In January 2026, the World Bank and IMF projected a “commodity glut” with prices falling toward $60/barrel.

Instead, current geopolitical escalations have pushed Brent crude back above $100–$114/barrel.

The sudden price surge has shifted investor sentiment from “soft landing” optimism to risk-off defensive positioning.

Global Markets

European bourses (FTSE 100, DAX) declined 5%–7% due to high energy import reliance.

The S&P 500 saw more modest drops around 2.5%.

The IMF warns that a sustained 10% increase in energy prices could raise global inflation by 40 basis points.

This has stoked fears of “higher-for-longer” interest rates, causing bond yields to climb. South African 10-year yields hit 8.8% .

The JSE

The JSE ALSI lost 5.8% over the last seven trading days.

At the close last Friday, it was 17,756 points downor 13.28% from its record level of 128,455 to 110,070.

Precious Metals

The sharp decrease in precious metals prices contributed to a sharp decrease in Resources and precious metal equity prices.

  • Gold: Dropped sharply by $534 per ounce or 11.0% last week

  • Platinum: Dropped 9.3%

This pushed the precious metals and mining sector index down by 11.8% .

The Rand

The sharp decrease in precious metals prices and the sell-off of shares and bonds by foreigners had a devastating effect on the rand.
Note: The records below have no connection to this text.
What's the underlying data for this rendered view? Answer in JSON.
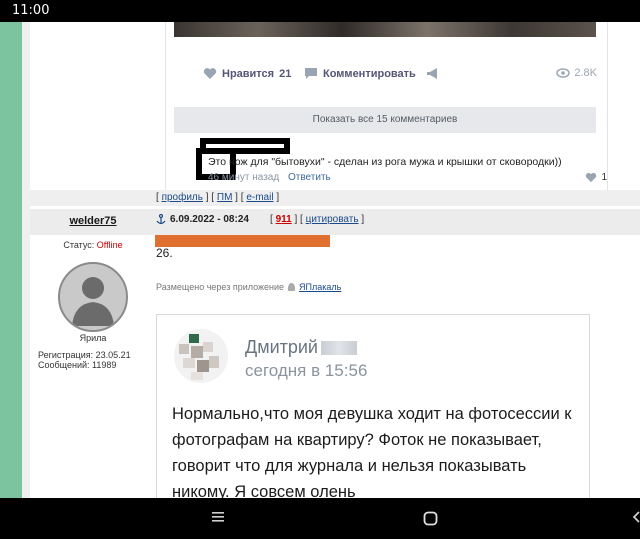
{
  "status_bar": {
    "time": "11:00"
  },
  "vk_post": {
    "like_label": "Нравится",
    "like_count": "21",
    "comment_label": "Комментировать",
    "views": "2.8K",
    "show_all_comments": "Показать все 15 комментариев",
    "comment": {
      "text": "Это нож для \"бытовухи\" - сделан из рога мужа и крышки от сковородки))",
      "time": "46 минут назад",
      "reply": "Ответить",
      "likes": "1"
    }
  },
  "post_links": {
    "profile": "профиль",
    "pm": "ПМ",
    "email": "e-mail"
  },
  "post2": {
    "author": "welder75",
    "status_label": "Статус:",
    "status_value": "Offline",
    "rank": "Ярила",
    "registration": "Регистрация: 23.05.21",
    "messages": "Сообщений: 11989",
    "date": "6.09.2022 - 08:24",
    "number": "911",
    "quote": "цитировать",
    "body": "26.",
    "posted_via_label": "Размещено через приложение",
    "posted_via_app": "ЯПлакаль"
  },
  "screenshot": {
    "name": "Дмитрий",
    "time": "сегодня в 15:56",
    "text": "Нормально,что моя девушка ходит на фотосессии к фотографам на квартиру? Фоток не показывает, говорит что для журнала и нельзя показывать никому. Я совсем олень"
  },
  "colors": {
    "left_bar": "#7cc4a0",
    "redaction": "#e07030",
    "link": "#1a4a8a",
    "offline": "#cc0000"
  }
}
  • USD: Depreciated another 16 cents to R17.11/$ 116 cents weaker than R15.95 on the day of the first US/Israel attack on Iran

  • Pound: Lost 44 cents to R22.85/£ 138 cents weaker

  • Euro: Depreciated 44 cents last week to R19.84/€ 104 cents weaker

Inflation Reality Check

StatsSA announced last week that South Africa’s inflation rate was 3.0% in Februarythe lowest since June last year and on the Reserve Bank’s 3% target.

However, given expected sharp increases in fuel prices (30%) and electricity prices (9.5% for consumers) on 1 April, inflation is forecast to increase by between 1.5% and 2.0% over the next three months.

Last Thursday, petrol was already under-recovered by 519 cents per litre and diesel by 852 cents per litre. Fuel price will also increase by another 21 cents per litre due to increased fuel taxes.

The Week Ahead

The Monetary Policy Committee (MPC) of the Reserve Bank will announce its interest rate decision at a press conference on Thursday.

Although inflation came down to 3.0% in February, the expected inflation rate that will be used in the Bank’s Quarterly Projection Model (QPM) will reject any changes of lowering the repo rate.

It is not expected that the Bank will increase interest rates at this meeting, but it may give indications of when it will have to hike the repo rate.

The Bottom Line

Oil at $114. JSE down 13%. Rand at R17.11. Inflation set to spike.

The Reserve Bank meets this week. The war in the Middle East continues. And markets are holding their breath.